Steiert Jean-François · Nationalrat · Freiburg · Sozialdemokratische Fraktion · 2011-06-16

Wortprotokoll

A l'article 45 alinéa 2 lettre d, la commission vous recommande, par 13 voix contre 7 et 2 abstentions, de rejeter la proposition défendue par la minorité Pfister Theophil. La raison en est simple: aux articles précédents, nous avons défini toute une série de dispositions qui présupposent, du moins pour les domaines particulièrement coûteux, un minimum de coordination. D'ailleurs, nous sommes restés particulièrement modestes en ce qui concerne l'ampleur de cette coordination: il s'agit du strict nécessaire voulu par le législateur et indirectement par la volonté d'efficacité qui a aussi ses bases dans notre Constitution. Enlever comme condition d'attribution des contributions aux universités et aux hautes écoles le respect des décisions de coordination signifie saboter en toute conscience toute mesure de coordination dans notre politique des hautes écoles. Si telle est la volonté de la minorité, alors qu'elle l'affirme clairement. Si tel n'est pas le cas, il aurait peut-être mieux valu ne pas déposer cette proposition de minorité.

La majorité de la commission est d'avis que l'ensemble cohérent des dispositions sur la coordination ne supporte pas une proposition de minorité qui ôte toute portée concrète aux dispositions relatives à la coordination.

La commission a décidé, par 18 voix contre 6, à l'article 54, et, par 18 voix contre 8, à l'article 55, de rejeter les propositions défendues par la minorité Pfister Theophil. Ces deux propositions visent à remplacer le système qui permet aux cantons d'avoir toute confiance dans la Confédération en ce qui concerne les contributions financières, par un système aléatoire. Cela signifie que des hautes écoles cantonales qui lancent des projets ensemble ne peuvent pas savoir au moment où elles prévoient le budget de leur projet commun, au moment où elles doivent le présenter devant leur Grand Conseil respectif pour demander les moyens financiers nécessaires pour assurer la coordination de leurs projets, voire de projets d'infrastructure, si elles vont toucher de l'argent et, le cas échéant, combien elles toucheront. Il est donc impossible de faire des prévisions correctes au sujet de projets de coordination qui touchent des hautes écoles de plusieurs cantons. L'effet voulu sera exactement le contraire de ce que souhaite la minorité, c'est-à-dire que toute coordination sera empêchée de fait par manque de clarté sur la participation financière de la Confédération.

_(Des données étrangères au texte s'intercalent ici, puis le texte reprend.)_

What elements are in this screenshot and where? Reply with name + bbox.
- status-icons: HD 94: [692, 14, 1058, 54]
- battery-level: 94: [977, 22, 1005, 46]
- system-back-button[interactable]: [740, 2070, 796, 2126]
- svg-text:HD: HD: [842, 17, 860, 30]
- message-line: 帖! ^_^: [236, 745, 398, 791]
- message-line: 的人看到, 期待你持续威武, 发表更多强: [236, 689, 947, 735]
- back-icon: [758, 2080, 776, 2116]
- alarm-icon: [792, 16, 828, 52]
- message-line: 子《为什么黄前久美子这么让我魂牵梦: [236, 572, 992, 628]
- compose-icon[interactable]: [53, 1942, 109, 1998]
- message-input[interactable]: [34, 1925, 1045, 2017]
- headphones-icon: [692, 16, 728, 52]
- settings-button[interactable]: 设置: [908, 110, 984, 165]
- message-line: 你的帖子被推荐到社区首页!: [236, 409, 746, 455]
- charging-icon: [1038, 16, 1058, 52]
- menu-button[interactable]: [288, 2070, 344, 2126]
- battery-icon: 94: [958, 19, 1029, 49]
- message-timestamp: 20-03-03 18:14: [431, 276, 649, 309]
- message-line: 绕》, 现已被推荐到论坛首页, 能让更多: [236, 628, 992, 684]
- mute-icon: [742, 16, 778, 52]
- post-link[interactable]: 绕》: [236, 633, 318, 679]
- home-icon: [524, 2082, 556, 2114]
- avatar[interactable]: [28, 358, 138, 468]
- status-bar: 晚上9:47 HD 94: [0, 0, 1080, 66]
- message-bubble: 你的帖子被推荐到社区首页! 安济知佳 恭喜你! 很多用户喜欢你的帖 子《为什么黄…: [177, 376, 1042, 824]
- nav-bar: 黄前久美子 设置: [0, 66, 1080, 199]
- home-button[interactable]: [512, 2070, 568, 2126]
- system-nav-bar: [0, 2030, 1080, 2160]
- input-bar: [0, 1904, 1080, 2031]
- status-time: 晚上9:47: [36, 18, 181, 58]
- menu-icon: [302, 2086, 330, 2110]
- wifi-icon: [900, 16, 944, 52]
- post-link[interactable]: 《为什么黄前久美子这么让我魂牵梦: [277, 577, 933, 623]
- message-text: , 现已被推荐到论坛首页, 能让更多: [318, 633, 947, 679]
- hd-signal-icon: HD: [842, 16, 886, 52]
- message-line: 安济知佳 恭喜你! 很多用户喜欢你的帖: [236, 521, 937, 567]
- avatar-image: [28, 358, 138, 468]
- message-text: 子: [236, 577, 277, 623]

Les projets intéressants que nous avons pu développer en Suisse - dont un sur l'Arc lémanique où des parties de facultés de l'Université de Lausanne, des parties de départements de l'Ecole polytechnique fédérale de Lausanne et des parties de facultés de l'Université de Genève ont regroupé leurs activités par souci d'efficacité et d'économicité - n'auraient certainement pas pu être lancés sans une garantie que la Confédération verserait des contributions financières pour soutenir ces efforts de coordination. Il en va de même pour des projets que l'on connaît par exemple dans le canton de Bâle-Ville, réalisés en collaboration avec des hautes écoles zurichoises dans d'autres domaines.

Suivre la minorité, c'est empêcher la coordination, c'est favoriser l'inefficacité dans la gestion de nos hautes écoles. C'est la raison pour laquelle la majorité de la commission vous recommande de rejeter les deux propositions défendues par la minorité Pfister Theophil aux articles 54 et 55.